A su lado, como un globo medio deshinchado, flota un vicepresidente económico que dice envidiar a los ex ministros y cuya jaculatoria es que el Gobierno ya ha hecho todo lo posible para atajar la crisis: le falta hasta la energía necesaria para emitir la voz.
El más capaz de los monaguillos de estos concelebrantes es el ministro de Industria: no olvidemos su luminosa idea de que nos quitemos la corbata en verano para ahorrar energía, y aquello de regalarnos una bombilla en invierno para racionar el consumo de luz. Es el mismo que, allá por Reyes, nos exhortaba a comprar juguetes españoles para reactivar la industria nacional. Y ahora intenta poner orden en el sector de la energía. ¡En buenas manos estamos!

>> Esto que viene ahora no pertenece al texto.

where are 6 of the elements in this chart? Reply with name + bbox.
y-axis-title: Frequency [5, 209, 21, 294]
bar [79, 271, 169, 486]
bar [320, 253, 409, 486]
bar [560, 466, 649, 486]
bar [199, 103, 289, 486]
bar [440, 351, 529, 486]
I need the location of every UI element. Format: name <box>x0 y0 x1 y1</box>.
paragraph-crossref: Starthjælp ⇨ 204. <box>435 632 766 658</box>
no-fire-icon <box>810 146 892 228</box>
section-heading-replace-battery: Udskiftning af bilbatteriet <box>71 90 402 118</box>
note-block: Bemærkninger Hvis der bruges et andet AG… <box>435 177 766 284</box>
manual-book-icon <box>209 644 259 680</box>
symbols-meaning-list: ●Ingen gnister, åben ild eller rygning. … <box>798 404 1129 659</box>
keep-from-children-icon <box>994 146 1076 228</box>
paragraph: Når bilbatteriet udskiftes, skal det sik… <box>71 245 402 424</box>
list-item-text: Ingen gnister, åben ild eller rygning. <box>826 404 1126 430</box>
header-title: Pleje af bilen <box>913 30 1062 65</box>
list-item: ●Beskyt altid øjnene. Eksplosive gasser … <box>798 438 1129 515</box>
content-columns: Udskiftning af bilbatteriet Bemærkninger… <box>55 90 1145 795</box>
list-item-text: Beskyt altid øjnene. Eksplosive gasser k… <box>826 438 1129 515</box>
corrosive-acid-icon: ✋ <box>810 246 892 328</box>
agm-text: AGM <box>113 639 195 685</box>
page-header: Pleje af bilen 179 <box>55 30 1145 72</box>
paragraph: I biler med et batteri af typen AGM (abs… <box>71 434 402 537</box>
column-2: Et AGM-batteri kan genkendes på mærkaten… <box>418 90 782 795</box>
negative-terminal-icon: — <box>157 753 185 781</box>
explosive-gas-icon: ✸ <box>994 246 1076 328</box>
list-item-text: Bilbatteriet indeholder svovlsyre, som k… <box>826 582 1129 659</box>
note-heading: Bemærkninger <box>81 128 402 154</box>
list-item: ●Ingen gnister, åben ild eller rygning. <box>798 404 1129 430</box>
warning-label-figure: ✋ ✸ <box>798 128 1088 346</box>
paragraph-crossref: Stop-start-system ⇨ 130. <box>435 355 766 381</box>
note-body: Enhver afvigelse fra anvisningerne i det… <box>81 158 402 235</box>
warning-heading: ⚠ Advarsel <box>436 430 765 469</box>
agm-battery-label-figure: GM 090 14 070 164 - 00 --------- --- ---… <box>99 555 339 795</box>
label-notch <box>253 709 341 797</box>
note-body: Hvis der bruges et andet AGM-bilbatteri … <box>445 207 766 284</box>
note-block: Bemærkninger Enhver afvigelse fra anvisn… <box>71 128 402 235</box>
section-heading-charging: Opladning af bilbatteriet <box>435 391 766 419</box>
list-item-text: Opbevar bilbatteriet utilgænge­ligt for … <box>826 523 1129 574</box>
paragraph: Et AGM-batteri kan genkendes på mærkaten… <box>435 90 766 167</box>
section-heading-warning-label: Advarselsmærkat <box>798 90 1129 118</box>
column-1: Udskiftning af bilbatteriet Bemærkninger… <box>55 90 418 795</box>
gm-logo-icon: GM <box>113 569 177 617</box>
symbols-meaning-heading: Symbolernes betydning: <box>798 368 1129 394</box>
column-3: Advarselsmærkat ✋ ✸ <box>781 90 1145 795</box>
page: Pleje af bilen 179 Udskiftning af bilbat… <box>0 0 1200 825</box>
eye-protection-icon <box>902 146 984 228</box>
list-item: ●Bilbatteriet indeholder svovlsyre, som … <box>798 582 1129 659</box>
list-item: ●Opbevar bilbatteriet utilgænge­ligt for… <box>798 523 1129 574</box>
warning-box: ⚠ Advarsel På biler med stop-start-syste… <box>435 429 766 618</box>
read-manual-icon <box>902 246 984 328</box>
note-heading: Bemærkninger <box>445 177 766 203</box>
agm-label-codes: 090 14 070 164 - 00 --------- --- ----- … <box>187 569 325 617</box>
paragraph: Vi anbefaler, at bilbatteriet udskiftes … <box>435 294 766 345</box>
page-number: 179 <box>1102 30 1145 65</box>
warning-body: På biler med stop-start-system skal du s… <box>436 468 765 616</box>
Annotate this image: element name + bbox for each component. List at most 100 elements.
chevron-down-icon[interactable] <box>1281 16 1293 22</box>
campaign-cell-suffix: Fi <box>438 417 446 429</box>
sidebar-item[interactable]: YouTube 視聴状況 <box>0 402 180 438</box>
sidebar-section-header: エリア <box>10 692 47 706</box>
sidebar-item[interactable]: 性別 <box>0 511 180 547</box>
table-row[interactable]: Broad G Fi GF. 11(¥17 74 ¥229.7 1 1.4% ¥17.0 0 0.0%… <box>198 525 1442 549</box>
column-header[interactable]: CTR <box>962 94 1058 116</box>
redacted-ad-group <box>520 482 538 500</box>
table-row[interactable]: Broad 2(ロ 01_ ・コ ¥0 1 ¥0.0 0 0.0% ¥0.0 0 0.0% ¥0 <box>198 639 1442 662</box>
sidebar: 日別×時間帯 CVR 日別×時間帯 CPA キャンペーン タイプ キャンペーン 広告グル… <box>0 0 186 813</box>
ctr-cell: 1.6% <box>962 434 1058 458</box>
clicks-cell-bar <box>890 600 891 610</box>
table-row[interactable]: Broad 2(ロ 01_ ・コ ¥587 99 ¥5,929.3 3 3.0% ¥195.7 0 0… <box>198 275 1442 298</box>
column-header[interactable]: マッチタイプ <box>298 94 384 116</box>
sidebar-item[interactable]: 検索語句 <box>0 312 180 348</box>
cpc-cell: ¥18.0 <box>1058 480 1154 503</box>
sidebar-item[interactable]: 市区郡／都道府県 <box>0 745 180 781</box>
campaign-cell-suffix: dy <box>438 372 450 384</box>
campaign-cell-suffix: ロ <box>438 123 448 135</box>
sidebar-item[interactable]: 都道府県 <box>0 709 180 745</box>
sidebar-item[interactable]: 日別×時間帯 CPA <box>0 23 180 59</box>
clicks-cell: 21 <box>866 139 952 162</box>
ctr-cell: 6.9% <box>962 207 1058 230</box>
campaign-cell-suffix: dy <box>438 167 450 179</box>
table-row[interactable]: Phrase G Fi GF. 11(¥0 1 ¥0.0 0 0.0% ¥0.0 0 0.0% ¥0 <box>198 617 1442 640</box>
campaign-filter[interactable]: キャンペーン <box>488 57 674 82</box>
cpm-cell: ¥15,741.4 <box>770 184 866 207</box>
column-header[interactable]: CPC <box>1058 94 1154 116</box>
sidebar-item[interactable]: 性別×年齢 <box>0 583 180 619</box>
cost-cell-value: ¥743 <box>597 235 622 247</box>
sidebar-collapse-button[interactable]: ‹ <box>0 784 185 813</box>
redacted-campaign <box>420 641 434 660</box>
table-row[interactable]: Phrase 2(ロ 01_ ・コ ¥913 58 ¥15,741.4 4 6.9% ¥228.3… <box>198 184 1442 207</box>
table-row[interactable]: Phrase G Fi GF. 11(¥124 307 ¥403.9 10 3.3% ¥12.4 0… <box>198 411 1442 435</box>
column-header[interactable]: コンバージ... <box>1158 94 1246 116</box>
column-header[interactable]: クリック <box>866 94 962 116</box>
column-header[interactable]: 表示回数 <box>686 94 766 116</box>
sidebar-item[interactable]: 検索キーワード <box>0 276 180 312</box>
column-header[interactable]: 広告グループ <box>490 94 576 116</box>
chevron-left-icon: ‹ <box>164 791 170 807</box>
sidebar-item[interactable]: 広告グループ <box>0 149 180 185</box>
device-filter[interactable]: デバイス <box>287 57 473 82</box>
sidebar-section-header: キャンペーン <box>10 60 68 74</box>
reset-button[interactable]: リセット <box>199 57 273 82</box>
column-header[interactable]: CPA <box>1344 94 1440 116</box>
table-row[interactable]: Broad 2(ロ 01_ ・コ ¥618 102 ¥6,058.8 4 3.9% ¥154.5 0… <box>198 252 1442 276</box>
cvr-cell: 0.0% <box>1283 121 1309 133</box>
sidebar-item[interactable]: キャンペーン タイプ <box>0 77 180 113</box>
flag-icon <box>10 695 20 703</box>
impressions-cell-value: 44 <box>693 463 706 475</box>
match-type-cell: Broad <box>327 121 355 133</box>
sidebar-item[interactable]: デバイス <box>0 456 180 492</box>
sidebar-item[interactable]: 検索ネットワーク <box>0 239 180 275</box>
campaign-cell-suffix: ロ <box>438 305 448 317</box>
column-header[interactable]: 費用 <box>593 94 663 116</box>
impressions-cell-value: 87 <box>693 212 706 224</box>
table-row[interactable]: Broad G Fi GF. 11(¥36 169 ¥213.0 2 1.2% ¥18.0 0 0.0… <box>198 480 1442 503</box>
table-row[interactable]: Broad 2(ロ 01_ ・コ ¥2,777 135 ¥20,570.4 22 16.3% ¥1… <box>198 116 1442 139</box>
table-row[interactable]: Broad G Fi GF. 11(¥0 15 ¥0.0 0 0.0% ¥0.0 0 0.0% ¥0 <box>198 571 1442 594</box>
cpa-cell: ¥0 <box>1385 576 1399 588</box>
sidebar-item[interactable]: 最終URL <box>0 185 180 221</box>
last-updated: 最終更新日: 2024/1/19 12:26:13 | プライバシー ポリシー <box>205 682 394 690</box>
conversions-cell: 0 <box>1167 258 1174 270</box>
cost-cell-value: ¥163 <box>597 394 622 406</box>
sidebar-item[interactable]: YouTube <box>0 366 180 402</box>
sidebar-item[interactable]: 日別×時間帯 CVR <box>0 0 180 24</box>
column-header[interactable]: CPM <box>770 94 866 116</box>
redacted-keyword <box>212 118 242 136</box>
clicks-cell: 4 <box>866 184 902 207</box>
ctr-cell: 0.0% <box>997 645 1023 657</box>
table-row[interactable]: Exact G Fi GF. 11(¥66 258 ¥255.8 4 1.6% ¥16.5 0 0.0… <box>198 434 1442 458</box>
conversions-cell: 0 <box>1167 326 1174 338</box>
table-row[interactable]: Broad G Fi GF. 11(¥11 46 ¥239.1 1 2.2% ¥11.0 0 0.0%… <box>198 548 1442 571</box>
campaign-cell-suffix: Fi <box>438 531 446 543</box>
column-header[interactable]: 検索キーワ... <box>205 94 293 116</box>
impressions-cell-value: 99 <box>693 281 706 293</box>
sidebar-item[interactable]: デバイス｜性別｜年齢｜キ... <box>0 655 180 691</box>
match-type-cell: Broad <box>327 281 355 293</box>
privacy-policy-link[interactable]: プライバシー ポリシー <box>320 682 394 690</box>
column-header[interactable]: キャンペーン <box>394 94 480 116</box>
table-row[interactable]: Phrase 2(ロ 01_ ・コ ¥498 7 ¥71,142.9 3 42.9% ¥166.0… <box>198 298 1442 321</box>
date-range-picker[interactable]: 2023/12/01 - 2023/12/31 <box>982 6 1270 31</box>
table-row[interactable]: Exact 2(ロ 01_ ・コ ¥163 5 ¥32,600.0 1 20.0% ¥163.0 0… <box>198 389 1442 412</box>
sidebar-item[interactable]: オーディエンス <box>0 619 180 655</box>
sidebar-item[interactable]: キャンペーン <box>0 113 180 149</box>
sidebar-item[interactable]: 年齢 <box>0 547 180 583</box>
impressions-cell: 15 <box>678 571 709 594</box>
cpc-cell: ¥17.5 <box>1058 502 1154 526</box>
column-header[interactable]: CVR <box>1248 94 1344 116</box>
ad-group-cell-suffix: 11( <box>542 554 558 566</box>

La Oposición tampoco está desempeñando un papel muy lucido. En efecto, también ahí parece haber acuerdo general en que las políticas keynesianas aplicadas por Obama en EEUU son las que convienen a España. Además, en un año con tantas elecciones, cualquier propuesta de reforma radical de nuestro sistema económico se considera inoportuna.
Hay dos formas de buscar la salida de la sima en que hemos caído: una, por el lado de la demanda, consiste en inflar artificialmente el consumo privado y el gasto público; otra, por el lado de la oferta, en emprender profundas reformas para mejorar nuestra desmayada productividad.
Cierto es que la propuesta de animar el consumo de las familias tiene un atractivo superficial: si todos consumiéramos más, dicen que se formaría un círculo positivo de gasto, empleo e ingresos. Sin embargo, la idea de que la solución de la crisis consiste en seguir alimentando la burbuja del dispendio a crédito es engañosa. El mal no estriba en el menor consumo, sino en que los ahorros hayan dejado de alimentar la inversión productiva. Para conjurar el miedo a invertir sería necesaria una profunda transformación del marco institucional de nuestra economía.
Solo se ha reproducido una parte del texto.